The more frequently you can bring people along for the digital transformation journey via clear communication, the greater likelihood the message will resonate with them. It takes something like five to seven times for somebody to hear a a message and actually have it sink in. So you need to be hitting your team with that.
Recent conversations in the digital transformation space are centered on AI. The internet has been blowing up with talk about chat GPT. This is technology that’s been around, but the components that make up conversational AI have been gaining more and more capabilities and getting stronger. You’re starting to see GPT implemented into different areas, and as part of solutions they weren’t part of before.
I think there’s going to be more adoption of those types of tools in places like call centers. We will see ongoing discussions around how AI is going to start shaping creation versus just processing for us.
Another continued focus for organizations is cloud migration. We’ve obviously been seeing that over the last couple of years, but now we’ve really gotten to the point where not hosting in the cloud can pose a business risk. But along with that migration means things like sun setting legacy applications and asking: How do you start to future-proof core components moving forward?
Speaking of mitigating future risk…according to the World Meteorological Organization, weather and climate-related disasters – extreme floods, heat and drought affected millions of people and cost billions in 2022 – as tell-tale signs and impacts of climate change intensified.
Ema, as someone who helps companies implement technological strategies and solutions, do you anticipate addressing the risk climate change poses will come into greater focus in 2023 and potentially accelerate the rate at which organizations digitally transform?
I do think climate change has an impact.
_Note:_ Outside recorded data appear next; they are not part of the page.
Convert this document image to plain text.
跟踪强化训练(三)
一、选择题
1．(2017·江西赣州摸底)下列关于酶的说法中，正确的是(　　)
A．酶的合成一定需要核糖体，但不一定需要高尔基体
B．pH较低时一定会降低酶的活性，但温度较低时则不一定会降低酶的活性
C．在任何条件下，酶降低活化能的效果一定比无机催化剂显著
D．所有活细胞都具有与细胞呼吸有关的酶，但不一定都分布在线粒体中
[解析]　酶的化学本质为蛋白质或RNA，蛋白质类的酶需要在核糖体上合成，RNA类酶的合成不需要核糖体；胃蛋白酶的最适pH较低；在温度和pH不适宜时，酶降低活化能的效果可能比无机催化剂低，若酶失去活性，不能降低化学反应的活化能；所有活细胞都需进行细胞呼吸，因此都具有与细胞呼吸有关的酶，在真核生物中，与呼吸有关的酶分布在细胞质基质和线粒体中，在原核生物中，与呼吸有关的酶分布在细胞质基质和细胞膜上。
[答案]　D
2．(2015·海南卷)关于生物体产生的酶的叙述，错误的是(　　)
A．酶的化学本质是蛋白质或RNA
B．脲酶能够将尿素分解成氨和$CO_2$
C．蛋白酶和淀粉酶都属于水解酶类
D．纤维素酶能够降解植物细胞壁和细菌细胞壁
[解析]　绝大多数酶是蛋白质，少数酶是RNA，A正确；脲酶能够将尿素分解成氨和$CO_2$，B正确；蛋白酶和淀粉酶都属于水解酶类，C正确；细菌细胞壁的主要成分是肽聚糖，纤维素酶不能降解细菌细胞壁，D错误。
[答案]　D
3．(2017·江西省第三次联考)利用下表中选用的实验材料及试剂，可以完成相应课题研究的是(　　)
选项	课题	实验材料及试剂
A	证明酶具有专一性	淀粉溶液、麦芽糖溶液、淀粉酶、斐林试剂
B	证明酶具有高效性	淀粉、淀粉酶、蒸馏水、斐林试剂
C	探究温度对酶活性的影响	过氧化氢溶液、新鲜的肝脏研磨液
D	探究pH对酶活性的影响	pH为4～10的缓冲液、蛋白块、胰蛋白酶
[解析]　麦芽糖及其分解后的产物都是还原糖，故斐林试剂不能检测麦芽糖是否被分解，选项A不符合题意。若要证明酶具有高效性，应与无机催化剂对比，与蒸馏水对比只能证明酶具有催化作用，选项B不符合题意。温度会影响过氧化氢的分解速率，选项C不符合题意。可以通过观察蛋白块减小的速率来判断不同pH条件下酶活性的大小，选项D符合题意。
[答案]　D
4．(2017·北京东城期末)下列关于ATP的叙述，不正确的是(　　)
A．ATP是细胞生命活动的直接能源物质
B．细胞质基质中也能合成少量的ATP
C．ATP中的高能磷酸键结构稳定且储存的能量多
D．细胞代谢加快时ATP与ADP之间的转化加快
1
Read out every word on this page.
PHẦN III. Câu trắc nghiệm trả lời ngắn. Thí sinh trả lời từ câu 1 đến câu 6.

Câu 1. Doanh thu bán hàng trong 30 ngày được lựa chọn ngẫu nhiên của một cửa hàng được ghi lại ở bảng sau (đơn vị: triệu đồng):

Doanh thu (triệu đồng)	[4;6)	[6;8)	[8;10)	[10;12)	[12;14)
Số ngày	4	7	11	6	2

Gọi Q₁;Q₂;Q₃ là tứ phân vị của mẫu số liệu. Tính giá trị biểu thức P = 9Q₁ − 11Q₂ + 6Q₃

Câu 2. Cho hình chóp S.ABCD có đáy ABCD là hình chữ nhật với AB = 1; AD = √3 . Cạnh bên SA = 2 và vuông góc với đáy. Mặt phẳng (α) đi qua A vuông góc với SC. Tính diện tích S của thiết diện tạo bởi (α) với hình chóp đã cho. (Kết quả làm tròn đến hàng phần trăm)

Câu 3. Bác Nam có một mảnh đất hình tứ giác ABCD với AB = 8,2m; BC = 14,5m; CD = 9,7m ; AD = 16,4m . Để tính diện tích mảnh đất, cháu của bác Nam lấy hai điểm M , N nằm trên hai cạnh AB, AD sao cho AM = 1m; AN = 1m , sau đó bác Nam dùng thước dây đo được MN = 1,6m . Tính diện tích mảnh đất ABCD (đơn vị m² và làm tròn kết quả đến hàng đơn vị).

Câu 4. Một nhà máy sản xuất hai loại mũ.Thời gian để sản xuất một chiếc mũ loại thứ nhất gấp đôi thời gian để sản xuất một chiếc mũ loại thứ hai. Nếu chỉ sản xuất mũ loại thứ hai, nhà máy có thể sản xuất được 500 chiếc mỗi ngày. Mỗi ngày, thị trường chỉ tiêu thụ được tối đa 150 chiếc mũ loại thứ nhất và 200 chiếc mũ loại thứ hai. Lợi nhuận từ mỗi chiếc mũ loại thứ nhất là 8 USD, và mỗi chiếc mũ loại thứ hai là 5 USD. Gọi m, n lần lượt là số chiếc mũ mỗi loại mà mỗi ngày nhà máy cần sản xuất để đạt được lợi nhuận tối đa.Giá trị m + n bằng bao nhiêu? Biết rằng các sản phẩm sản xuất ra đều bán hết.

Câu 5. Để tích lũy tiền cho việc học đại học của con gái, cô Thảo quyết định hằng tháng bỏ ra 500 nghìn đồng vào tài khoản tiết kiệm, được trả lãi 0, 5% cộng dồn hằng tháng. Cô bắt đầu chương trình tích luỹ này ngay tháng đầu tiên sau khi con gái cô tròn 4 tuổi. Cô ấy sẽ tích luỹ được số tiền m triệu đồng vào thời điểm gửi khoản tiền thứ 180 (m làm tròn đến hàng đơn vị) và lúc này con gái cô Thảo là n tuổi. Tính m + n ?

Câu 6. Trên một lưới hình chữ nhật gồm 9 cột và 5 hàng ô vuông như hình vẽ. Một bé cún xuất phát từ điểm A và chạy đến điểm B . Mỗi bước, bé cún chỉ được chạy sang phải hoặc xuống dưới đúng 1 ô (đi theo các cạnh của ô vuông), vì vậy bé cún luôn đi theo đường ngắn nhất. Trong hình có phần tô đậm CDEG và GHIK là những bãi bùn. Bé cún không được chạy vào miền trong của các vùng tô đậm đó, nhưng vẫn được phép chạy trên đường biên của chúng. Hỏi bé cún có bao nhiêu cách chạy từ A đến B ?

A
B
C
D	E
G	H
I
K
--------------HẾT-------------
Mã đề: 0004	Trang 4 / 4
More extreme weather events point to the need to back things up on the cloud. Specifically within the insurance space, I’ve seen a lot of conversations, centered around the idea of, how we start to mitigate risk, as opposed to only responding to it. And much of that is due to climate change. These carriers are effected by the magnitude of these climate catastrophes that are coming and the frequency of them.
Going forward, I believe there will be greater emphasis on building infrastructure that allows you to withstand giant climate events that are happening, whether it’s a flood or a heatwave, or any of these other things that might be impacted by climate change. I think technology is certainly going to be a pretty key tool for us to figure out how we counterbalance some of the challenges that we’ve created over the course of time.
The rate of change in general, and everything in our life, has been expedited by technology – and that shift and how we manage it, to me, is no long a singular endeavor. It’s how you manage continuous change and adapt as an organization.